Começando por exteriorizar o “objecto sensível”, Feuerbach acaba por colocar o “objecto religioso” como um objecto intrínseco ao próprio homem, ou seja, dentro dele. Por isso, Deus aparece mais estritamente ligado ao homem do que o corpo à alma. Enquanto o “objecto sensível” é em si indiferente, porque independente da convicção, da faculdade de julgar; o “objecto da religião” é um objecto eleito, sendo que pressupõe um juízo crítico. Daí se depreender que o objecto do sujeito não é mais do que a essência objectividade do próprio sujeito: “Tal como o homem é objecto para si, assim Deus é objecto para ele; tal como pensa, tal como sente, assim é o seu Deus. Tal o valor que o homem tem, assim o valor – e não mais – que o seu Deus tem” (Feuerbach, 1994: 22). Numa contraposição ao princípio supremo de Hegel, quando este afirmou o saber do homem sobre Deus é o saber de Deus sobre si mesmo, Feuerbach postula o saber do homem sobre Deus como o saber do homem sobre si mesmo, ou por outras palavras: A consciência de Deus é a consciência de si do homem, o conhecimento de Deus o conhecimento de si do homem. Segundo o mesmo filósofo, “o que para o homem é Deus, isso é o seu espírito, a sua alma, e o que para o homem é o seu espírito, a sua alma, o seu coração, isso é o seu Deus”. Estamos, assim, perante o Deus interior revelado, o “si-mesmo” do homem expresso. Por outro lado, a religião revela-se no desvendamento festivo dos tesouros escondidos do homem e/ou na confissão dos pensamentos mais íntimos do homem, ou seja, naquilo que Feuerbach diz ser a proclamação pública dos seus segredos de amor. Para ele, o homem começa por lançar a sua essência para fora de si, antes de a encontrar em si. Por isso, se, na religião, a consciência de Deus é referida como a consciência de si do homem, o homem religioso, ao ter consciência de Deus acaba por ter consciência de si, da sua essência: “Para eliminar esta incompreensão, é preferível dizer: a religião é o primeiro, mas indirecto, conhecimento de si do homem. É por isso que em toda a parte, tanto na história da Humanidade, como na história do indivíduo, a religião precede a filosofia” (Feuerbach, 1994: 23). Esse preceder da religião reside, precisamente, no facto de que aquilo que nas primeiras religiões foi tido como objectivo, é hoje reconhecido como subjectivo.

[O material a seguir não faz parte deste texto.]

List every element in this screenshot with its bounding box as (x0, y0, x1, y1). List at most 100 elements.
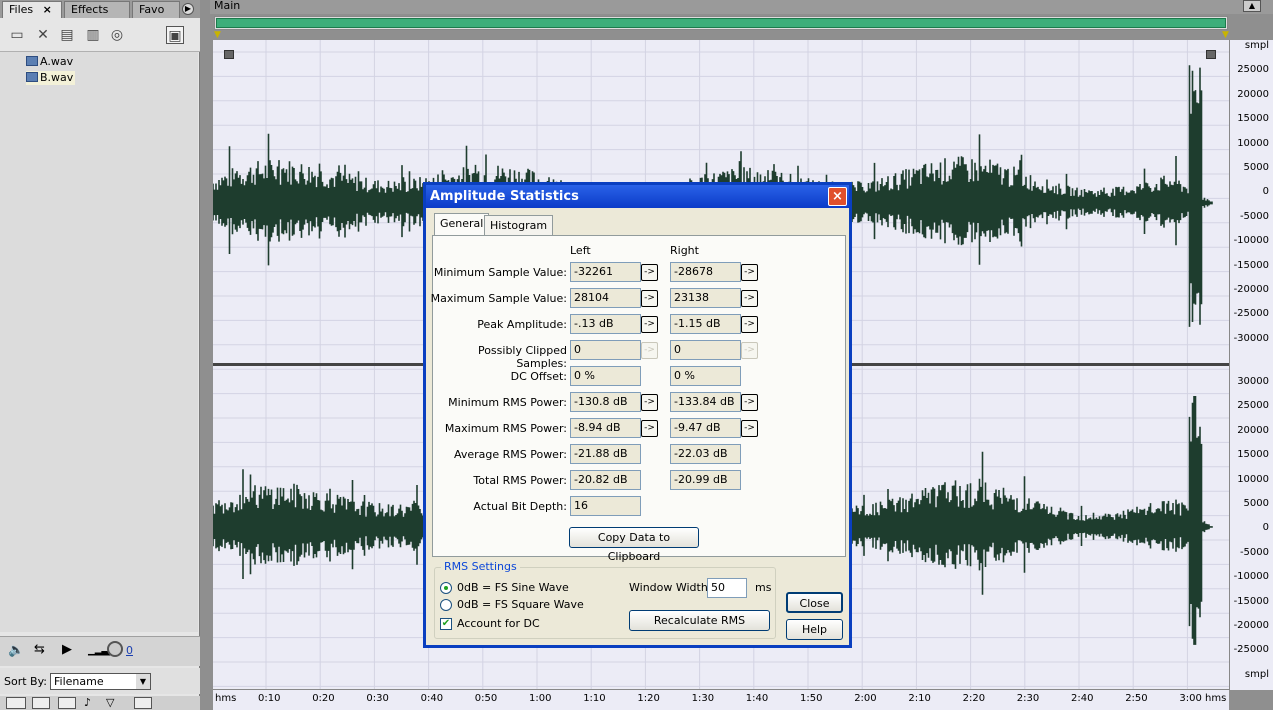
autoplay-icon[interactable]: ◎ (108, 26, 126, 44)
tab-main[interactable]: Main (214, 0, 264, 12)
tab-files[interactable]: Files × (2, 1, 62, 18)
help-button[interactable]: Help (786, 619, 843, 640)
stat-right-field: -133.84 dB (670, 392, 741, 412)
account-dc-checkbox[interactable]: ✔ (440, 618, 452, 630)
stat-left-field: -8.94 dB (570, 418, 641, 438)
window-width-value: 50 (711, 581, 725, 594)
close-icon[interactable]: × (43, 3, 52, 16)
open-file-icon[interactable]: ▭ (8, 26, 26, 44)
rms-settings-legend: RMS Settings (441, 560, 520, 573)
amplitude-ruler: smpl 25000 20000 15000 10000 5000 0 -5000 -10000… (1229, 40, 1273, 690)
film-icon[interactable] (58, 697, 76, 709)
sort-select[interactable]: Filename ▼ (50, 673, 151, 690)
stat-label: Actual Bit Depth: (473, 500, 567, 513)
amplitude-tick-label: 20000 (1237, 424, 1269, 436)
list-item-b-wav[interactable]: B.wav (26, 71, 76, 85)
time-tick-label: 1:20 (637, 693, 660, 704)
maximize-icon[interactable]: ▲ (1243, 0, 1261, 12)
time-tick-label: 2:20 (962, 693, 986, 704)
main-header (210, 0, 1273, 14)
speaker-icon[interactable]: 🔈 (8, 643, 24, 658)
tab-general[interactable]: General (434, 213, 490, 236)
stat-label: Maximum RMS Power: (444, 422, 567, 435)
stat-left-field: -.13 dB (570, 314, 641, 334)
tab-general-label: General (440, 217, 484, 230)
tab-favorites[interactable]: Favo (132, 1, 180, 18)
volume-knob[interactable] (107, 641, 123, 657)
dialog-titlebar[interactable]: Amplitude Statistics × (426, 185, 849, 208)
amplitude-tick-label: 5000 (1243, 162, 1269, 173)
window-width-label: Window Width: (629, 581, 712, 594)
play-icon[interactable]: ▶ (62, 642, 72, 657)
refresh-icon[interactable] (32, 697, 50, 709)
time-ruler[interactable]: hms 0:10 0:20 0:30 0:40 0:50 1:00 1:10 1:20 1:30 1… (213, 689, 1229, 710)
copy-data-button[interactable]: Copy Data to Clipboard (569, 527, 699, 563)
fade-out-handle[interactable] (1206, 50, 1216, 59)
time-tick-label: hms (215, 693, 237, 704)
music-icon[interactable]: ♪ (84, 696, 91, 709)
amplitude-tick-label: 20000 (1237, 88, 1269, 100)
left-goto-arrow-button[interactable]: -> (641, 290, 658, 307)
list-item-a-wav[interactable]: A.wav (26, 55, 75, 69)
sine-radio[interactable] (440, 582, 452, 594)
time-tick-label: 0:10 (258, 693, 281, 704)
left-goto-arrow-button[interactable]: -> (641, 420, 658, 437)
fade-in-handle[interactable] (224, 50, 234, 59)
amplitude-tick-label: -5000 (1239, 210, 1269, 222)
stat-label: Maximum Sample Value: (430, 292, 567, 305)
files-panel: Files × Effects Favo ▶ ▭ ✕ ▤ ▥ ◎ ▣ A.wav… (0, 0, 200, 710)
amplitude-tick-label: 25000 (1237, 400, 1269, 412)
tab-scroll-icon[interactable]: ▶ (182, 3, 194, 15)
recalculate-rms-button[interactable]: Recalculate RMS (629, 610, 770, 631)
filter-icon[interactable]: ▽ (106, 696, 114, 709)
amplitude-tick-label: 30000 (1237, 376, 1269, 387)
stat-left-field: 0 (570, 340, 641, 360)
column-right-header: Right (670, 244, 699, 257)
left-goto-arrow-button[interactable]: -> (641, 264, 658, 281)
right-goto-arrow-button[interactable]: -> (741, 264, 758, 281)
time-tick-label: 0:20 (312, 693, 335, 704)
view-options-icon[interactable]: ▣ (166, 26, 184, 44)
right-goto-arrow-button[interactable]: -> (741, 290, 758, 307)
range-end-marker[interactable]: ▼ (1222, 30, 1229, 40)
close-icon[interactable]: × (828, 187, 847, 206)
close-file-icon[interactable]: ✕ (34, 26, 52, 44)
time-tick-label: 0:40 (420, 693, 444, 704)
cd-icon[interactable] (134, 697, 152, 709)
loop-icon[interactable]: ⇆ (34, 642, 45, 657)
import-icon[interactable]: ▤ (58, 26, 76, 44)
time-tick-label: hms (1205, 693, 1227, 704)
time-tick-label: 3:00 (1179, 693, 1202, 704)
stat-left-field: -32261 (570, 262, 641, 282)
grid-icon[interactable] (6, 697, 26, 709)
window-width-input[interactable]: 50 (707, 578, 747, 598)
amplitude-tick-label: 10000 (1237, 137, 1269, 149)
stat-right-field: -1.15 dB (670, 314, 741, 334)
time-tick-label: 2:40 (1071, 693, 1094, 704)
overview-range[interactable] (216, 18, 1226, 28)
range-start-marker[interactable]: ▼ (214, 30, 221, 40)
amplitude-tick-label: 15000 (1237, 449, 1269, 461)
amplitude-tick-label: -25000 (1233, 308, 1269, 320)
left-goto-arrow-button[interactable]: -> (641, 316, 658, 333)
insert-icon[interactable]: ▥ (84, 26, 102, 44)
right-goto-arrow-button[interactable]: -> (741, 420, 758, 437)
right-goto-arrow-button[interactable]: -> (741, 316, 758, 333)
tab-histogram-label: Histogram (490, 219, 548, 232)
tab-files-label: Files (9, 3, 34, 16)
volume-value[interactable]: 0 (126, 644, 133, 657)
tab-effects[interactable]: Effects (64, 1, 130, 18)
time-tick-label: 2:10 (908, 693, 931, 704)
amplitude-tick-label: 5000 (1243, 498, 1269, 509)
wave-file-icon (26, 72, 38, 82)
amplitude-tick-label: smpl (1244, 40, 1269, 51)
left-goto-arrow-button[interactable]: -> (641, 394, 658, 411)
files-toolbar: ▭ ✕ ▤ ▥ ◎ ▣ (0, 18, 200, 52)
right-goto-arrow-button[interactable]: -> (741, 394, 758, 411)
stat-left-field: -20.82 dB (570, 470, 641, 490)
tab-effects-label: Effects (71, 3, 109, 16)
stat-label: Total RMS Power: (473, 474, 567, 487)
tab-histogram[interactable]: Histogram (484, 215, 554, 235)
square-radio[interactable] (440, 599, 452, 611)
close-button[interactable]: Close (786, 592, 843, 613)
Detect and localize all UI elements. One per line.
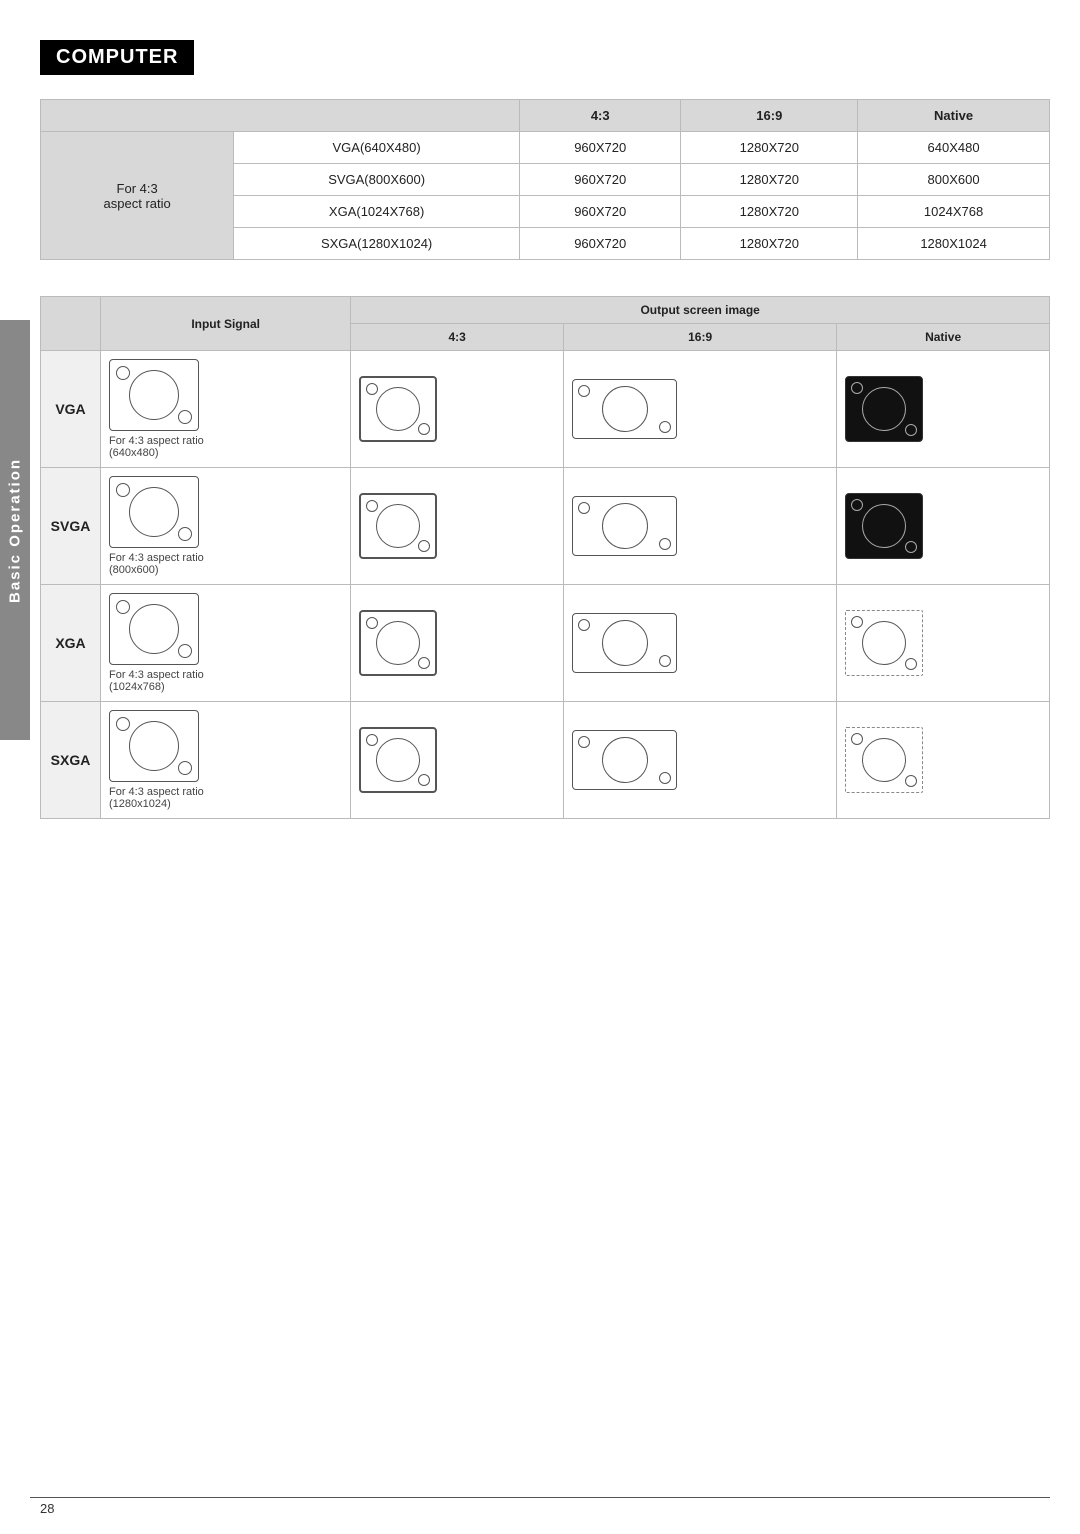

A religião precedente, a do Deus objectivado, viria a ser considerada pela religião posterior como idólatra, dado que o homem adorou a sua própria essência, ou seja, segundo Feuerbach, o homem objectivou-se mas não reconheceu o objecto como a sua essência. Contudo, cada religião posterior, ao considerar as suas irmãs mais velhas como idólatras, acaba por se subtrair a si mesma da essência universal, e, desta forma, usufruir da condição necessária para vir a ser religião. O filósofo alemão chama a isto de progresso na religião, um conhecimento de si mais profundo. Nesta circunstância a religião posterior, por se elevar acima do conteúdo das anteriores, atribui às mesmas (precedentes) o que é a culpa da religião em geral e dado imaginar que o seu objecto, o seu conteúdo, é sobre-humano: “Mas o pensador para quem a religião é objecto, o que a religião não pode ser para si mesma, descobre a essência da religião que para ele está oculta” (Feuerbach, 1994: 24). O mesmo filósofo alemão procura assim demonstrar que esta oposição do divino e do homem é ilusória. O objecto e conteúdo da religião cristã acabam por ser inteiramente humanos e a essência divina é a essência do homem purificada, porque liberta das limitações do homem individual. Daí se concluir que todas as determinações da essência divina são, invariavelmente, determinações do próprio homem.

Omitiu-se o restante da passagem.